O assassino Henri Désiré Landru como personagem de Chabouté
É sempre um desafio adaptar trajetórias reais para qualquer mídia, já que os fatos, muitas vezes, não se adequam a uma dramaturgia eficiente. Aí abre-se aquela encruzilhada para o autor, que precisará decidir sobre os graus de fidelidade que servem melhor à narrativa. Se estivermos falando de algo que envolve crimes bárbaros, é um terreno ainda mais complicado. Com Henri Désiré Landru, de Christophe Chabouté (Moby Dick, Um Pedaço de Madeira e Aço), a editora Pipoca & Nanquim traz ao Brasil uma HQ que se sai muito bem dentro desta proposta.
A HQ, lançada na França em 2006, foi batizada com o nome de um dos mais notórios assassinos da França. O registro histórico é que Landru foi para a guilhotina em 1922, acusado de matar mulheres que ele atraía para roubar-lhes as posses, tudo através de um elaborado jogo de sedução. Com o país envolvido na Grande Guerra, durante anos ele aproveitou a grande quantidade de mulheres desacompanhadas para aplicar esse tipo de golpe, usando um certo carisma natural. Claro que o descarte dos corpos envolvia detalhes escabrosos, um banquete para a imprensa da época.
Porém, o álbum Henri Désiré Landru não se ocupa de pormenorizar as informações oficiais. Chabouté sabe que existem brechas em casos tão antigos de assassinatos em série. Por isso, ele resolveu criar em cima dos fatos, aparentemente, sem a pretensão de elucidar o caso ou trazer uma nova luz. Simplesmente, o que temos aqui é uma versão alternativa, assumidamente ficcional, do caminho do matador, elaborada simplesmente para propósitos narrativos de entretenimento. Absolutamente eficiente nesta tarefa, é preciso apontar.
Não espere nada tão aprofundado como Do Inferno, onde o que importa mais é o mito Jack, O Estripador e seu miasma pairando no século seguinte. Aqui, a ambição é bem menor, o que não é nenhum demérito, com o autor consciente das suas escolhas e dos seus objetivos. Tanto visuais como textuais.
A Primeira Guerra, como contexto, acaba trazendo mais camadas e inserindo personagens que caminham em uma linha tênue, sem cair nos clichês comuns da vilania ou da maldade. Destaque para Paul, uma figura trágica que se torna algo que parece saído de um filme de terror, mas que não destoa dentro daquele momento difícil para seu país. Cabe aí uma reflexão a mais para esse texto, sobre a abordagem do autor para conflito mundial e para qualquer tipo de guerra, além da consequente desumanização dos soldados.
Com isso, o maniqueísmo é mantido longe de Henri Désiré Landru.

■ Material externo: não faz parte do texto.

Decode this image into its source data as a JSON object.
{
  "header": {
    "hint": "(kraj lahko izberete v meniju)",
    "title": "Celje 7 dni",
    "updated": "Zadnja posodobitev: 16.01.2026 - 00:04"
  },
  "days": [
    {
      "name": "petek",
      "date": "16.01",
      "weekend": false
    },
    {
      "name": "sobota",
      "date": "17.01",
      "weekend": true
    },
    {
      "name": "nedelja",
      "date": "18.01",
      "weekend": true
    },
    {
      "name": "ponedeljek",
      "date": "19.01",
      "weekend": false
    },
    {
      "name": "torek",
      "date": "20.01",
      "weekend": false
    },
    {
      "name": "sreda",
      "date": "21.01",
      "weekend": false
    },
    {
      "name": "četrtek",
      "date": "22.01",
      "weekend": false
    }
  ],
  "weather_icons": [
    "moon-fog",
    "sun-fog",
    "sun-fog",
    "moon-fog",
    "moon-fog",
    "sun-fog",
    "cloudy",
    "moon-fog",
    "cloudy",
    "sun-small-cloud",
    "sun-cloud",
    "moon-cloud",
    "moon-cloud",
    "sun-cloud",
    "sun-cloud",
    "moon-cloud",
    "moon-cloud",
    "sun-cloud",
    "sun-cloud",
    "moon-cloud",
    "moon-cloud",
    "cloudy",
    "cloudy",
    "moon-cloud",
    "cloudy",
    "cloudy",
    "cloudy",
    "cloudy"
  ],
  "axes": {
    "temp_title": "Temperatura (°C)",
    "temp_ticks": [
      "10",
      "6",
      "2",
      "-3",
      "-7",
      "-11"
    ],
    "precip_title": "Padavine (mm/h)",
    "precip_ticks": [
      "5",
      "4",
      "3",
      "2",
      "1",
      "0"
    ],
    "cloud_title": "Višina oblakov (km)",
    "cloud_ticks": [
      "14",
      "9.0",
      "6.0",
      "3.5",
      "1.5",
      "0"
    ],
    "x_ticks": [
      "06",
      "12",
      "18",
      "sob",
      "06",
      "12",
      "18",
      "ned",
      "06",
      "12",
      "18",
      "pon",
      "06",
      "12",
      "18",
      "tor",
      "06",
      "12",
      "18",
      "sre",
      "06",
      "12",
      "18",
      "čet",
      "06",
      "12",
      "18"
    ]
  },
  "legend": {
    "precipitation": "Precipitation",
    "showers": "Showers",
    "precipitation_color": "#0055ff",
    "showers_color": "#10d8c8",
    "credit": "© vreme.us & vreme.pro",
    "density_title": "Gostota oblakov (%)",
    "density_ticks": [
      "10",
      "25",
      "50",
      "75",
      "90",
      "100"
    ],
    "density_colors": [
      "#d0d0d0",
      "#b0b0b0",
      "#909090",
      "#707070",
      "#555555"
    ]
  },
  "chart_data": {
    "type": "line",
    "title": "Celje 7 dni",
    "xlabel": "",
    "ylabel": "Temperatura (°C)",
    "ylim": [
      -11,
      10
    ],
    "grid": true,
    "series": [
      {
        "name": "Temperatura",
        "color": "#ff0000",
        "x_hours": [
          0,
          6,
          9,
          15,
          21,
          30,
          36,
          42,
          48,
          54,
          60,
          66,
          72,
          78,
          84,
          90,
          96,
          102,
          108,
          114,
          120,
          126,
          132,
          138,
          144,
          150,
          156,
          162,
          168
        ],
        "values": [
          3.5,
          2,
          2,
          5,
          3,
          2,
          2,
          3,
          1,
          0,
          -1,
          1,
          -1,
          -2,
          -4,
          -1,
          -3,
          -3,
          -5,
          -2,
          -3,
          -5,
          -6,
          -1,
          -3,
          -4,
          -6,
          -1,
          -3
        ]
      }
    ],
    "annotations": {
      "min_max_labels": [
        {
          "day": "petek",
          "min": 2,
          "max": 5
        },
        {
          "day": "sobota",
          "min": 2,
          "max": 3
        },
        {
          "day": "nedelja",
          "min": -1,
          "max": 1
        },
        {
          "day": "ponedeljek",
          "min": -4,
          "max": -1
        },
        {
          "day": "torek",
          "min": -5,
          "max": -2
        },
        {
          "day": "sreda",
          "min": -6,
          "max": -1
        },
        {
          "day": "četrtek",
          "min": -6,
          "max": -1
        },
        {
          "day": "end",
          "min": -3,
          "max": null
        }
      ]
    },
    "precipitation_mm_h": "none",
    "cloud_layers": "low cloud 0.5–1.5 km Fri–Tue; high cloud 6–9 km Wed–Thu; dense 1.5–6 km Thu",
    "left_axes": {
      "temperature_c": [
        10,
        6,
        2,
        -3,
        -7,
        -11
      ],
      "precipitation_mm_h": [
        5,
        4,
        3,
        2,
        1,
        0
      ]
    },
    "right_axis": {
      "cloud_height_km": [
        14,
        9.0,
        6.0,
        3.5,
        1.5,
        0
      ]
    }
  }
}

O próprio protagonista, que começa como um estelionatário comum que se envolve em um esquema muito mais grave, surpreende o leitor pelos desdobramentos alheios à sua vontade. O melhor é que o roteiro consegue fazer essas reviravoltas soarem de forma muito natural. Nem mesmo a repetição da situação básica, atrair uma mulher para um local afastado, evidenciando o caráter calculista da operação, entedia leitores.
Arte e narrativa perfeitas para a situação
Correndo o risco do clichê, é preciso comentar a fluidez cinematográfica do álbum. Em vários momentos, é difícil não imaginar as transições entre quadros como movimentos de câmera. Tudo muito bem encaixado de forma a manter o dinamismo de uma história que não perde seu ritmo em momento algum. Mesmo em páginas que trabalham apenas closes em campo e contra-campo, a cadência narrativa não enfraquece, o que é um feito e tanto em termos de narrativa visual.
Sobre a arte, fica evidente que uma ambientação de gênero terror serve muito bem para o clima, ainda que ela tenha uma proposta mais realista. De qualquer forma, o peso do preto e branco é bem dosado para criar o clima macabro, mantido sempre em um nível adequado. Cabe ressaltar também que o jogo de alto contraste nestas páginas é até irônico com a situação em si, pois, no roteiro de Chabouté, predominam mesmo os tons de cinza. Uma feliz conjunção entre desenhos e texto, brindando o público que acompanha até o final.
Como única ressalva, as páginas finais de Henri Désiré Landru podem parecer um pouco apressadas, ainda que o desfecho em si, precedido de reviravoltas muito interessantes, seja coerente com o todo. Mesmo que não cause frustração, talvez pudesse se utilizar de outros recursos dramáticos visuais. Um pecado relativo e menor, no entanto.
Enfim, mais um trabalho notável de Christophe Chabouté no mercado brasileiro. Admiradores dos Quadrinhos só tem a comemorar e correr atrás do seu exemplar.